1. Strings to ASTs (parsing and, for efficiency and ergonomics, lexing)

2. AST to "outputs" (interpretation)

3. AST to "better" AST (optimization)

4. AST to "analysis outputs" (verification, maybe type checking)

5. AST to some other language, maybe assembly (compilation/transpilation, sometimes called codegen, depending on how you look at it)

You should pick the ones of these you are most interested in! Most likely, to be honest, this will not be parsing or lexing, but if they are you're in luck because there's a lot of research here.

Instead, just get enough parsing so that you can stop worrying about it. Parse a lisp-like language (very easy) or use an embedded DSL (harder, more flexible).

From here, focus on step (2) as it's a significant design challenge and will get your feet very wet in what PLs are.
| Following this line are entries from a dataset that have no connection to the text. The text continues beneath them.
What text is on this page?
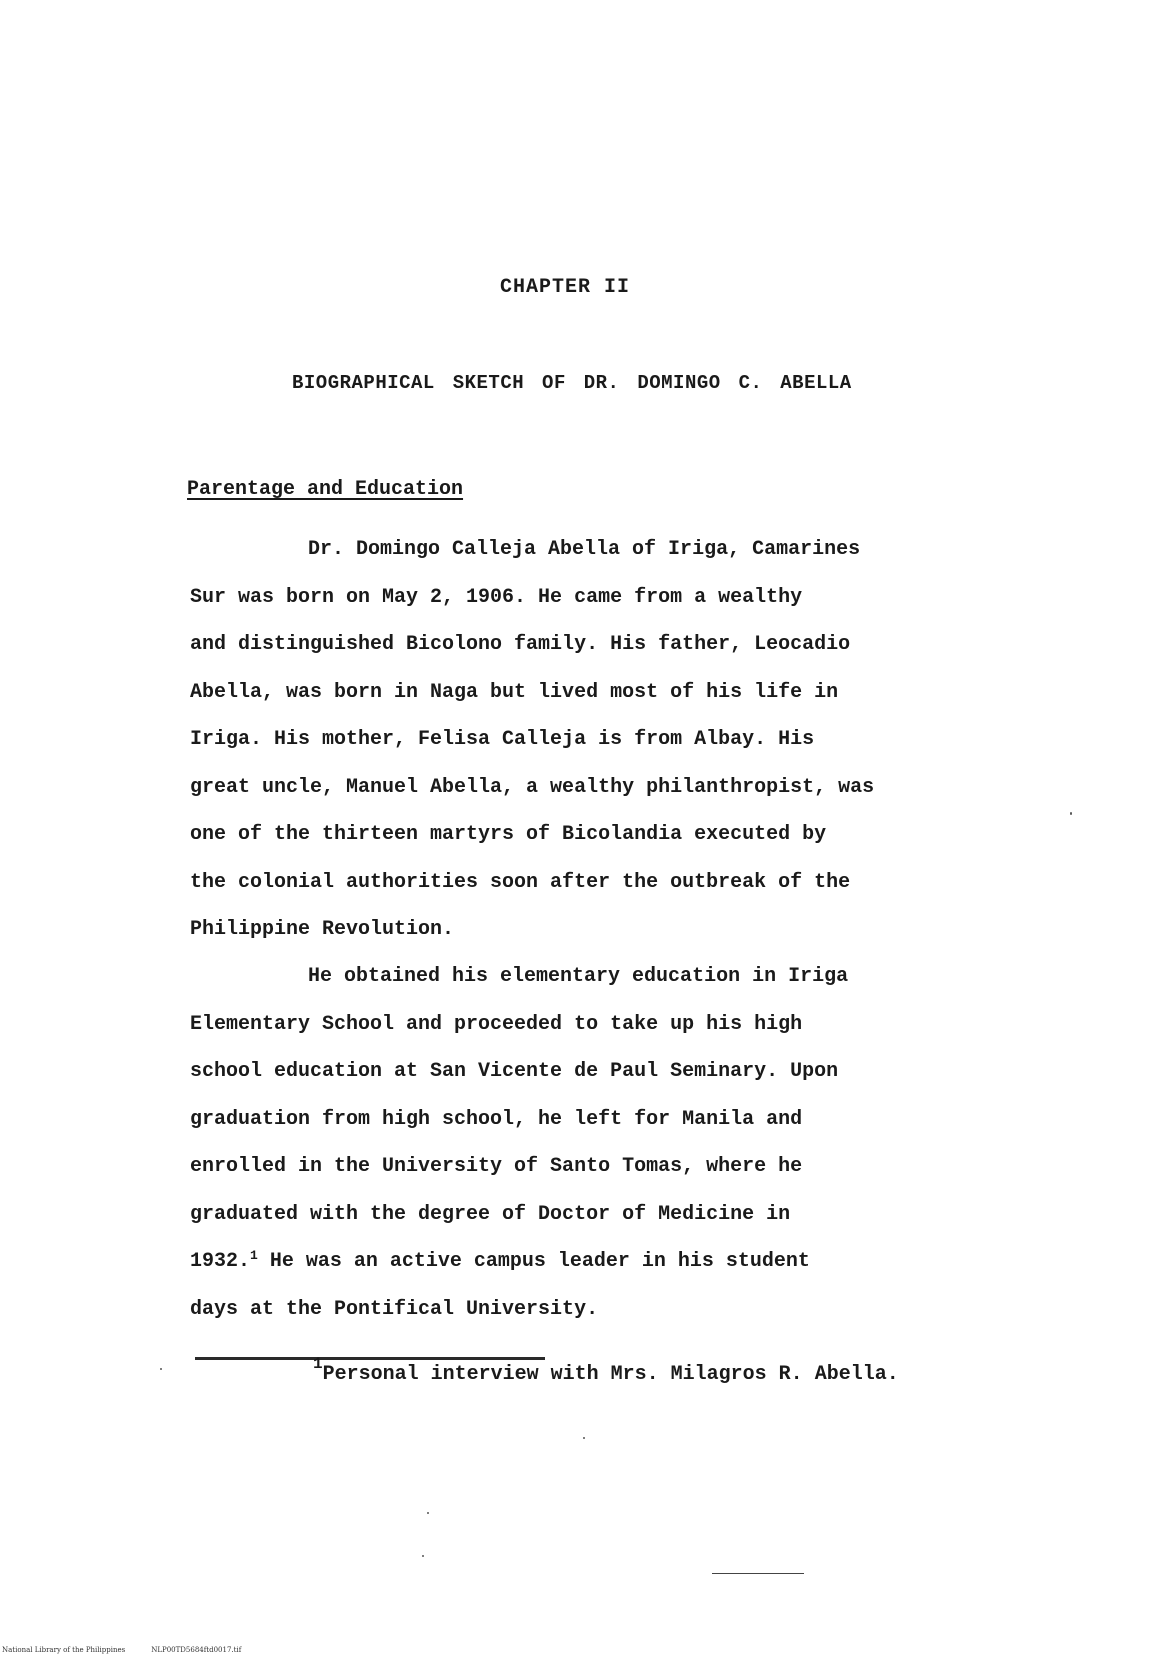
CHAPTER II
BIOGRAPHICAL SKETCH OF DR. DOMINGO C. ABELLA
Parentage and Education
Dr. Domingo Calleja Abella of Iriga, Camarines
Sur was born on May 2, 1906. He came from a wealthy
and distinguished Bicolono family. His father, Leocadio
Abella, was born in Naga but lived most of his life in
Iriga. His mother, Felisa Calleja is from Albay. His
great uncle, Manuel Abella, a wealthy philanthropist, was
one of the thirteen martyrs of Bicolandia executed by
the colonial authorities soon after the outbreak of the
Philippine Revolution.
He obtained his elementary education in Iriga
Elementary School and proceeded to take up his high
school education at San Vicente de Paul Seminary. Upon
graduation from high school, he left for Manila and
enrolled in the University of Santo Tomas, where he
graduated with the degree of Doctor of Medicine in
1932.$^1$ He was an active campus leader in his student
days at the Pontifical University.
$^1$Personal interview with Mrs. Milagros R. Abella.
National Library of the Philippines	NLP00TD5684ftd0017.tif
You may never have to focus on the others depending on your proclivities and the styles of languages you want to build.

Steps (3, 4, 5) are all deep rabbit holes themselves. Steps (3) and (5) mostly are required if you're interested in knowing how to make languages fast—although (5) is also necessary if you want to target a particular platform—e.g. write something to run on the Erlang VM. (4) is REALLY interesting, in my opinion, but optional if you want it to be.